Norwich could muster only one measly league goal since the restart, barely offering teams a competitive game and even when relegation was confirmed, the team did not appear to have the ambition or the intent to play with the freedom and incisiveness that gave us the opportunity in the Premier League in the first place.

Confidence is always going to be elusive when a team is on a losing run, and now that streak continues into the summer break, Farke faces a challenge to rebuild anything that resembles a confident squad before heading into a new season.

It is, however, in a period like this that the fans have to remember what resources the club are working with, comparative to other teams in the league, what opportunities Farke is giving academy players, and that there is always next season to rebuild and go again.

Unfortunately, we don’t go back to the Championship with our heads held high. Rather, we creep back in sheepishly behind Watford and Bournemouth, hoping no one notices us on the way through.

Once the dust settles and games are underway again, fixtures coming thick and fast, fans will remember how great the Championship is. Although the Premier League is the holy grail which every club aims for, it’s a soulless, commercial entity which has sucked the life out of the game and replaced it with robotic refereeing, endless advertising and a pay to win structure.

But there’s still a lot of frustration. A lot of what could have been. It is difficult to find many positives when the club is in the worst losing streak in its history. Looking back across the season I’m still wondering why we persevered with zonal marking. Why did we set up in the same predictable 4-2-3-1 whether we were playing Liverpool at home or Burnley away? Why did we not learn from all the mistakes we made in the first half of the season? Instead, we replicated them time and time again until the season ended.

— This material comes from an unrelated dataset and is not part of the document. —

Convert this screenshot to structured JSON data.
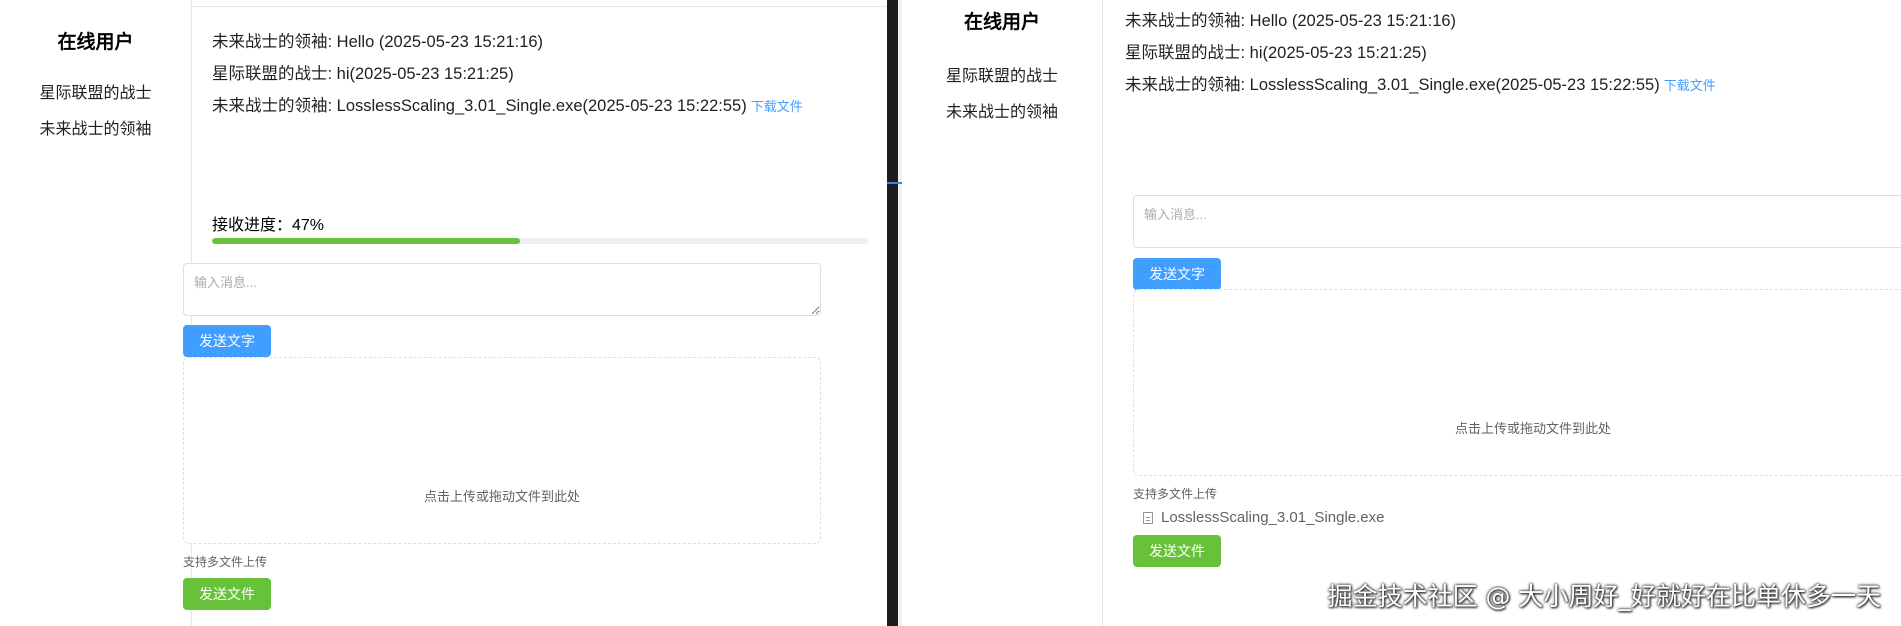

The Southampton game, I sat as every other tactically astute expert armchair fan does, with a bottle of beer and a bag of crisps, shouting at the TV that we kept beating a player, turning back and firing a pass back to Tim Krul. There didn’t appear to be any instruction for players to break the mould and maraud forward to create chances.

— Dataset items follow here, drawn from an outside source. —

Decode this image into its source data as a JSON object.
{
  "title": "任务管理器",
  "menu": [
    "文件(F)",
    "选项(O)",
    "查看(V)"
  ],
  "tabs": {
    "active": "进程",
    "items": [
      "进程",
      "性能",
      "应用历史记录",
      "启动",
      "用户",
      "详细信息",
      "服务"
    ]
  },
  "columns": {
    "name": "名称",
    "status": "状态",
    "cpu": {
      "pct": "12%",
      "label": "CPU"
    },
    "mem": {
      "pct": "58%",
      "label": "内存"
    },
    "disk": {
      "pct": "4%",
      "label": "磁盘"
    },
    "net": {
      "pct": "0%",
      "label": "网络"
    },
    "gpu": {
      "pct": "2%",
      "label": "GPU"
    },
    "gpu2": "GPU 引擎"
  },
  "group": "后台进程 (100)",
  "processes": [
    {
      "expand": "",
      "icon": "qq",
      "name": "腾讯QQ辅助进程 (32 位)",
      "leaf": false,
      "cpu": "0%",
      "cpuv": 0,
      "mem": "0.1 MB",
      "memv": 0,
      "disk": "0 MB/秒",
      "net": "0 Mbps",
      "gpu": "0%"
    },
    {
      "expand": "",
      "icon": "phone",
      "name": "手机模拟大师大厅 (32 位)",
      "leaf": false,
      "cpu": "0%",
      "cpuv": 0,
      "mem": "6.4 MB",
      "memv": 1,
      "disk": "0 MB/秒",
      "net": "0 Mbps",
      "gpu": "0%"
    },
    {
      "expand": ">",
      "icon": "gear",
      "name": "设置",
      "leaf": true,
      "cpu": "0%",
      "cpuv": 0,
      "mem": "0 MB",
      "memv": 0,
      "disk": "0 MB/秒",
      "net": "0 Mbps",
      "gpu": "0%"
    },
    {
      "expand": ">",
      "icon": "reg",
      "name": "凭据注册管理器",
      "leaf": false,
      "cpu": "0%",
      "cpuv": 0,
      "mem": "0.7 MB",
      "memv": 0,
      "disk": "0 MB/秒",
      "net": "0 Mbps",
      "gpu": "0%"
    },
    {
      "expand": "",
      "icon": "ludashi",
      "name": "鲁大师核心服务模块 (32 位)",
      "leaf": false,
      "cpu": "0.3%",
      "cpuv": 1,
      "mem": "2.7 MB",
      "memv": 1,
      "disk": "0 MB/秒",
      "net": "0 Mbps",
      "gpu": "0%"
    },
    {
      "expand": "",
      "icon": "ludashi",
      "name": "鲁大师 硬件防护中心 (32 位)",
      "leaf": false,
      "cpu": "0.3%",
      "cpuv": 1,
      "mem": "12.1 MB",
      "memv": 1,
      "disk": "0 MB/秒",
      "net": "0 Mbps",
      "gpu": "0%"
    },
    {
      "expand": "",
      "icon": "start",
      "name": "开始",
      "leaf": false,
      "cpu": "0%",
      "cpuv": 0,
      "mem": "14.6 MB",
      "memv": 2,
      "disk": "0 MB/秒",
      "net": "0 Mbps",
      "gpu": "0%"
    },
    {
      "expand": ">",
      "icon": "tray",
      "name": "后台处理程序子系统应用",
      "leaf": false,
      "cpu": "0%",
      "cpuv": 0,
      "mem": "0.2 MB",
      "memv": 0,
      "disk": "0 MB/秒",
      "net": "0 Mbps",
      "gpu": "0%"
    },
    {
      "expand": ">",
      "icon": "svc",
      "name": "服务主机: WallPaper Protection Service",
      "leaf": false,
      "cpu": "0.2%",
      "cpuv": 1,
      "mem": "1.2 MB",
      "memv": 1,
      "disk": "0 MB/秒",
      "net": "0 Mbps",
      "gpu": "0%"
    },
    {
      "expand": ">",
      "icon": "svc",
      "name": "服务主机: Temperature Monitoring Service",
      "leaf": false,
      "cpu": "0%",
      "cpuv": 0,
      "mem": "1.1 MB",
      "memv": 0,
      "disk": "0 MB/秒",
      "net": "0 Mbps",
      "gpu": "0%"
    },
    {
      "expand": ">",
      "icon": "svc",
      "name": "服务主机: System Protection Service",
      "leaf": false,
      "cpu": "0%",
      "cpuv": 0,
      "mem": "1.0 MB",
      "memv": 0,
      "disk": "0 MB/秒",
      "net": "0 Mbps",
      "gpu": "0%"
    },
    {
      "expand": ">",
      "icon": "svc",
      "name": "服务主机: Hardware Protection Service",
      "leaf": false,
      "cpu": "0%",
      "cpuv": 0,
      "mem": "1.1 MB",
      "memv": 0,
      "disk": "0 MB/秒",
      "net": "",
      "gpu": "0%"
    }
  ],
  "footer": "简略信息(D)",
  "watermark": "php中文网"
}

This continued against Everton, Arsenal and the rest of the remaining fixtures.

Everything we did since the restart resembled a training ground exercise and it missed the fans at Carrow Road roaring the team forward. A goal down against Chelsea, already down and playing only for pride, we sink back into our shell and pass the ball around without any purpose. It was embarrassing to watch each match unfold.

There needs to be an understanding into why the capitulation was so severe and so disastrous. As a club, you cannot go into any level playing the way Norwich did for the final nine games of the season, so there can be no hints of this period carried into next season, because the club will quickly find itself languishing towards the bottom as we did when Farke first took the reins.

This short break will give the club an opportunity to reinvigorate the squad. Whether players stay or go I tend not to worry about, because that’s the nature of the game. The only must is that the club needs to retain the players that want to give 100pc for Norwich City week in, week out. If a player doesn’t want to be there, no matter how good, they need to be shifted – as long as it’s for the right price.